Socialist  Controversy 

 


  2.
Early Beginning: Pierson vs. Kautsky   
 

Oldrich Kyn and Drago Fiser
 

 

First signes of the controversy appeared when the Dutch economists N.G. Pierson claimed that socialism cannot work. (Hayek [1], p. 27—28) The top Marxist theorist of that time, Karl Kautsky took the chalenge and in his Lecture of April 2, 1902 speculated  about „the Morning after Revolution“.Kautsky broke the traditional silence of Marxists about the concrete forms of the organization of the socialist economy, and said that because of the need to preserve the free choice of consumer goods as well as free choice of jobs, money and prices must still exist.

He said: „ Money is the simplest tool we know that allows circulation of goods and distribution to individual people in such a complex mechasnism as the contemporary process of production with extremely detailed divission of labor. (Kautsky , p. 129; qouted by Lange , p. 139.)

 

Elswhere Kautsky wrote: “Because workers cannot be assigned jobs in various industries against their will as in the army, it can happen, that too many workers would want to work in a certain industry, while there would be shortage of labor in some other.  The necessary equilibrium can be then obtained only by cutting the wages in those industries, where there is too many workers and increasing them in the industries where there is shortage...“ .“(Kautsky , pp. 134 - 135, cit, from Lange, p. 139.)

However, Kautsky did not write anything about the way socialist society would plan the production (Lange, p. 139).  This might have been the reason why Hayek stated that Kautsky was unawere of problems that were clear to economists. (Hayek, pp. 27 – 28) Kautski’s Lecture allowed Pierson to demonstrate that socialism cannot get rid of the value problem. „Value problem? This words may surprise many readers,....who think that if socialism was established, the value and therefore also the value problem would disappear.  Everything would then be just a technical matter. This view is today widespread.... but it is very wrong.“ (Pierson, pp. 43 – 44.)

 

 It is interersting, that Pierson arguments are primarily about the problems of foreign trade and distribution of income. In the case of distribution, he points out that only net income can be distributed. But how can one calculate net income without valuation. It is not posible to subtract physical quantities of inputs from the physical quantity of output. For example in the textile industry one cannot subtract quantities of cotton, coal, etc. From square meters of the produced cloth. It is only possible to subtract value of used cotton, coal, etc. from the value of produced cloth.  Without valuation it is not possible to know, how much of net income was really created, therefore, it is also not possible to correctly distribute this unknown net income to workers, managers, accumulation funds, etc. without making serious errors.

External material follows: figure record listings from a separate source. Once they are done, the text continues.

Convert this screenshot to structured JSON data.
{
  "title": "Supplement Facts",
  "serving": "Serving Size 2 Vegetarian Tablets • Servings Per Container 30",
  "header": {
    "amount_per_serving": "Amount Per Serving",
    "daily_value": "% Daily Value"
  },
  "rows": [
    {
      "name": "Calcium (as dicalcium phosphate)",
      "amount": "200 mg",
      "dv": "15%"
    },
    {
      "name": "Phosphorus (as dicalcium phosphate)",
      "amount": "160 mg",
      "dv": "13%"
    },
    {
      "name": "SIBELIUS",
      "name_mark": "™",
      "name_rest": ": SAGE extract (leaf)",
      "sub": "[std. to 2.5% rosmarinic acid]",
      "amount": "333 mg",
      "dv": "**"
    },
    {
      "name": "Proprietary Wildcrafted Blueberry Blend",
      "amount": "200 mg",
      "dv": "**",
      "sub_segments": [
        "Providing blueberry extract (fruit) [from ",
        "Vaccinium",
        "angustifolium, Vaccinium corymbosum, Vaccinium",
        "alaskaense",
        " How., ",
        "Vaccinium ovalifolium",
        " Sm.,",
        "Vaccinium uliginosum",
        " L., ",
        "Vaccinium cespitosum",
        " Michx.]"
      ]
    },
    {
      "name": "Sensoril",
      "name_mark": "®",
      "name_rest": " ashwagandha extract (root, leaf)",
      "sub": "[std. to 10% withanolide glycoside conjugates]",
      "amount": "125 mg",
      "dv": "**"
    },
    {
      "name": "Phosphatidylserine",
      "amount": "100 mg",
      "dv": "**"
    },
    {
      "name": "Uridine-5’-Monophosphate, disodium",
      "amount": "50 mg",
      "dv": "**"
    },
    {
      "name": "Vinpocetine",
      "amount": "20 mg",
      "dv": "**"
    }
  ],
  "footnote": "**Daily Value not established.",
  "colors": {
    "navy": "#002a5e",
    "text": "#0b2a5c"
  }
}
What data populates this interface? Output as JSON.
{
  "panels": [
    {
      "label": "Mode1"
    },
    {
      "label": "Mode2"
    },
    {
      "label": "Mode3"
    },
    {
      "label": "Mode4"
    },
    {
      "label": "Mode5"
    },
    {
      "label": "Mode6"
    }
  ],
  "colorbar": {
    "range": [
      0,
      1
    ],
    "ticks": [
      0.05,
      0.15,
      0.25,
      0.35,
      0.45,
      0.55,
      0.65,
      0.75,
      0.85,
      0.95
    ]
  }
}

 And valuation is also needed for many other tasks, that have to be solved in the economy. Another argument of Pierson is about the diversity of peoples preferences.  If the government would want to distribute consumer goods directly in physical units, it would have to use some system of coupons.  It would need to assign people to various groups that would receive the same quotas of coupons, but even then it can hardly be assumed that all the people within certain group have exactly the same preferences. As a result people would start trading some coupons for others and the market exchange reappears. (Pierson, p. 75.)

 

 The WWI contributed to reappearance or strengthening the views that it is possible to centrally direct the whole economy in physical units without market.  Lenin, Bukharin, Preobrazhensky and some other Soviet economists clearly believed in such a possibility during the period of War Communism.

 

 

This belief was based not only on their theoretical views, but also on observations of the government controls instituted during the war especially in Germany. They did not realize that such controls were due to enormous shortages caused by the war, and that they would be impossible or at least highly inefficient under the normal situation in peace time

The similar views appeared also among some West European socialists. For example in 1925 was published a book of O. Neurath (1882 - 1945) in which the author argues that the war experience proved that it is possible to plan and control the economy in physical units without the use of value. 

 

   Also the well known leader of Austrian Social Democrats, Otto Bauer (1881 - 1938), believed at that time in possibility of the central control of the economy without value and prices.